The ringtone finished its final pass. Then a sharp buzz sounded, letting her know that a text message had just been sent and was waiting for her to view it. Helen couldn’t explain why she felt so compelled to look at her cellphone. Even though she ignored most text messages when she was doing something important she felt as though she should read whatever text message was sent her way. She pulled the cell phone out of her pocket and read the text message that had set off her cell phone’s ringtone.
The message read, “I found Avery. You don’t have to worry anymore. I’m going to make sure that she is happy from now on.”
Helen put a hand to her mouth in shock. It was a message from her sister. It was dated the exact day and hour that she had died in the accident with the truck. At that moment something clicked inside of her, a deep rooted instinct of knowing that all of her deepest fears had come to pass. She somehow understood the meaning of her sister’s last words.
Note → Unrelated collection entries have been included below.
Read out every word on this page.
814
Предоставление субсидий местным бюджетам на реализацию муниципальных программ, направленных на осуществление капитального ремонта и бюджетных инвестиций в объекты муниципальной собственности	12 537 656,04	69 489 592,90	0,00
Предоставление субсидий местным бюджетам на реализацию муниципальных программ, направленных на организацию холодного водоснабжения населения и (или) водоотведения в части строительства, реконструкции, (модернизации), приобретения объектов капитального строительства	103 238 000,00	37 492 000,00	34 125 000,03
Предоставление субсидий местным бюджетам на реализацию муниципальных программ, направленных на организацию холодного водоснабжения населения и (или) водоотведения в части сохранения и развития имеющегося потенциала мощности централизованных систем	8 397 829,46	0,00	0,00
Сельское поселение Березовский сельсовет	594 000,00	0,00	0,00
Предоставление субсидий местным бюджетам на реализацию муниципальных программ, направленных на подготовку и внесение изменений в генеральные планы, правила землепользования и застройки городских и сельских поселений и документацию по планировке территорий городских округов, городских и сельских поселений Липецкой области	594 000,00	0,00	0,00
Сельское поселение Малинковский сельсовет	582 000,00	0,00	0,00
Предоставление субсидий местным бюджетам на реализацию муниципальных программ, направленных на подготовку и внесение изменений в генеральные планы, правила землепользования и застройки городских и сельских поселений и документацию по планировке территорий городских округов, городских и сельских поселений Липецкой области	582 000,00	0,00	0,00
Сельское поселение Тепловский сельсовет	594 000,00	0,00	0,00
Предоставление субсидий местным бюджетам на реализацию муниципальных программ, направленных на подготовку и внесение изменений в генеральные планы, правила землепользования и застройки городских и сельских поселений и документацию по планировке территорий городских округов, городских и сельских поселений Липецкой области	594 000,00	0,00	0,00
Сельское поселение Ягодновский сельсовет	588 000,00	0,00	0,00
She wasn’t going to see Avery again; not in this plane of living. Not until she crossed over into wherever death had taken two of the most cherished people in her life.
The realization that Naya and her daughter were together gave her a mixed sense of peace and sadness. She was at peace because she knew her sister would take care of her daughter in the afterlife but she was also sad that she would never see her daughter alive in this realm of existence again.
Helen sunk to the base of her sister’s grave grasping the cell phone in her hands. She held the cell phone close to her face with her sister’s last message displayed on the screen and wept at the base of her grave for what seemed like forever.